The present study aims to investigate the hepatoprotective effect of taurine (TAU) alone or in combination with silymarin (SIL) on CCl(4)-induced liver damage. Twenty five male rats were randomized into 5 groups: normal control (vehicle treated), toxin control (CCl(4) treated), CCl(4)+TAU, CCl(4)+SIL and CCl(4)+TAU+SIL. CCl(4) provoked significant increases in the levels of hepatic TBARS, NO and NOS compared to control group, but the levels of endogenous antioxidants such as SOD, GPx, GR, GST and GSH were significantly decreased. Serum pro-inflammatory and fibrogenic cytokines including TNF-α, TGF-β1, IL-6, leptin and resistin were increased while the anti-inflammatory (adiponectin) cytokine was decreased in all treated rats. Our results also showed that CCl(4) induced an increase in liver injury parameters like serum ALT, AST, ALP, GGT and bilirubin. In addition, a significant increase in liver tissue hydroxyproline (a major component of collagen) was detected in rats exposed to CCl(4). Moreover, the concentrations of serum TG, TC, HDL-C, LDL-C, VLDL-C and FFA were significantly increased by CCl(4). Both TAU and SIL (i.e., antioxidants) post-treatments were effectively able to relieve most of the above mentioned imbalances. However, the combination therapy was more effective than single applications in reducing TBARS levels, NO production, hydroxyproline content in fibrotic liver and the activity of serum GGT. Combined treatment (but not TAU- or SIL-alone) was also able to effectively prevent CCl(4)-induced decrease in adiponectin serum levels.
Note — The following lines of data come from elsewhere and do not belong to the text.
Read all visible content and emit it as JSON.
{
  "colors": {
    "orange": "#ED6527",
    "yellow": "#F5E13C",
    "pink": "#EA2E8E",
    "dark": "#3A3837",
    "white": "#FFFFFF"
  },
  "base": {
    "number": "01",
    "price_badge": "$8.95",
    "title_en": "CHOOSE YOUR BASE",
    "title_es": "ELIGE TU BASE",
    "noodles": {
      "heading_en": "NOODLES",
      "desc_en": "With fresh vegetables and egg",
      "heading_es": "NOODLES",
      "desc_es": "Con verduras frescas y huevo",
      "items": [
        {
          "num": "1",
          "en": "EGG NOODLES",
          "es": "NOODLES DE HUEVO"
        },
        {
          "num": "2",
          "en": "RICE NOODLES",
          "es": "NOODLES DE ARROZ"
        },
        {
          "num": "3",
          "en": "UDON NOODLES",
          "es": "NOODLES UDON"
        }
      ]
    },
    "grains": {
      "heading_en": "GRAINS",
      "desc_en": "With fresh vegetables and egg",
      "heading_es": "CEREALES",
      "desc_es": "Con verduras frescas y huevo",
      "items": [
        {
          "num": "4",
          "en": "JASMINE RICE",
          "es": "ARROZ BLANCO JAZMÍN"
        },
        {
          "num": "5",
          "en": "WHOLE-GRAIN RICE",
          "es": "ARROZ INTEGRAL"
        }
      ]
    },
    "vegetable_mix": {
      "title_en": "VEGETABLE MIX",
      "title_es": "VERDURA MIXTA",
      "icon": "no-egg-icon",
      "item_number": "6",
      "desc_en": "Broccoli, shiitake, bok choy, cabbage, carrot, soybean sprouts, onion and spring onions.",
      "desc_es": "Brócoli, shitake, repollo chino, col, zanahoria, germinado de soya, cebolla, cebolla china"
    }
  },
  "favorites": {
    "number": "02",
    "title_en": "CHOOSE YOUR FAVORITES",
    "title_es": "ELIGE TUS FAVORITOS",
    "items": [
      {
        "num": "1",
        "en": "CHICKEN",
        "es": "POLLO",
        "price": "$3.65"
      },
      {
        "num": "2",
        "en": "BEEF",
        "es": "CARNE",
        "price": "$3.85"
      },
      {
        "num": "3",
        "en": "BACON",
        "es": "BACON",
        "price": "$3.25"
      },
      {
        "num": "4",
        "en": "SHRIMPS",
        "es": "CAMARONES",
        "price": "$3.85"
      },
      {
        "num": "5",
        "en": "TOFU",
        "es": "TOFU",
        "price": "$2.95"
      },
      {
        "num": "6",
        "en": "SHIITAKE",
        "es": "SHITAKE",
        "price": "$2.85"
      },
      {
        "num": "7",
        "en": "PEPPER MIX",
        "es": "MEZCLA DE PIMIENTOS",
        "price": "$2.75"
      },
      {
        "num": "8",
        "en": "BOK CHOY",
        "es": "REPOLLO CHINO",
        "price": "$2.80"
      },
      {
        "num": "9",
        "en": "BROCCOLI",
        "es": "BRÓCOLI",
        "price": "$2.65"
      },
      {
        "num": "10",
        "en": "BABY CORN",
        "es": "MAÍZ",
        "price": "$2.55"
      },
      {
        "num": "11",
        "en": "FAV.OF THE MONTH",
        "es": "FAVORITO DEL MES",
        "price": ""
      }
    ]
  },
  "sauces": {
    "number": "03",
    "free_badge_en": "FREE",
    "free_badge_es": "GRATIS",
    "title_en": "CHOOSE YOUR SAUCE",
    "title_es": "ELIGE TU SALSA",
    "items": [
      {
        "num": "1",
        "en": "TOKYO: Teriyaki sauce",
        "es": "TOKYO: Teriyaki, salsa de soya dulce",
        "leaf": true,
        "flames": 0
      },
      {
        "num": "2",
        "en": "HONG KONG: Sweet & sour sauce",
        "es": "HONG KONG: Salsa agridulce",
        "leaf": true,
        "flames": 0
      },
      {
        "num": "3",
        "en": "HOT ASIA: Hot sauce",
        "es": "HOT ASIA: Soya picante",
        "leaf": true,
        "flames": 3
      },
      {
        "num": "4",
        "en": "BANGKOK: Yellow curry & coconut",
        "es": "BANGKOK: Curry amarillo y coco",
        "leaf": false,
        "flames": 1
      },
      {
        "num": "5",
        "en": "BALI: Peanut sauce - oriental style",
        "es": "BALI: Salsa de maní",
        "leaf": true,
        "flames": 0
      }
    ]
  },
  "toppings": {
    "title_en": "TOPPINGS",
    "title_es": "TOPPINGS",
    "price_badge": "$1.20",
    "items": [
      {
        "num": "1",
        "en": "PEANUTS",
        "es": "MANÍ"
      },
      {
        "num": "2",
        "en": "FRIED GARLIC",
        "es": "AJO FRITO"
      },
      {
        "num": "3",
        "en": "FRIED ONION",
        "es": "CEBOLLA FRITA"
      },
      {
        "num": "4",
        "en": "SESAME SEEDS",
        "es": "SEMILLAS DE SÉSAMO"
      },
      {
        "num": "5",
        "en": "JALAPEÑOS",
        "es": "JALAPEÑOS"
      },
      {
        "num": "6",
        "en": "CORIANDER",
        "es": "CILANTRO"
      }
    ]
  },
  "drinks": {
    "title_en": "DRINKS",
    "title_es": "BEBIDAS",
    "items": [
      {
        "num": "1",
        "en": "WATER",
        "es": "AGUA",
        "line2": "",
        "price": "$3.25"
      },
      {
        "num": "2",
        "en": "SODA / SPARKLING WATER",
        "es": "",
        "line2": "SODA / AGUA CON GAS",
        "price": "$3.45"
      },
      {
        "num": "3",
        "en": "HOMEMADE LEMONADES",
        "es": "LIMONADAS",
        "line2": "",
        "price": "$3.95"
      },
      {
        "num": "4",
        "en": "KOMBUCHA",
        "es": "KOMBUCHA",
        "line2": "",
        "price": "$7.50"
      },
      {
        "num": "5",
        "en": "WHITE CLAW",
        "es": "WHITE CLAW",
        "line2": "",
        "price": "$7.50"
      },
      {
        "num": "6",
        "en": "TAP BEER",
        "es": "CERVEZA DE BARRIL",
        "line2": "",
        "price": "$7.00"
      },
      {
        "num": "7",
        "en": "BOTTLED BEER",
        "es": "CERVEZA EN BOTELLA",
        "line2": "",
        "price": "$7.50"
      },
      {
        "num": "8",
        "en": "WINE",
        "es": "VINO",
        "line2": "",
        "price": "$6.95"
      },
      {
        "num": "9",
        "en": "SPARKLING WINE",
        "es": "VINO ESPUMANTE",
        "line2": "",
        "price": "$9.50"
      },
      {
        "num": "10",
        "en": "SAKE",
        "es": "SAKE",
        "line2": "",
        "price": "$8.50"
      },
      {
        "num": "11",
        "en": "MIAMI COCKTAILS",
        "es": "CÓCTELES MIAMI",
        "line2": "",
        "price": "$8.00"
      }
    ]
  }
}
Of note, the combined post-treatment with TAU+SIL (but not monotherapy) normalized serum FFA in CCl(4)-treated rats. The biochemical results were confirmed by histological and ultrastructural changes as compared to CCl(4)-poisoned rats. Therefore, on the basis of our work, TAU may be used in combination with SIL as an additional adjunct therapy to cure liver diseases such as fibrosis, cirrhosis and viral hepatitis.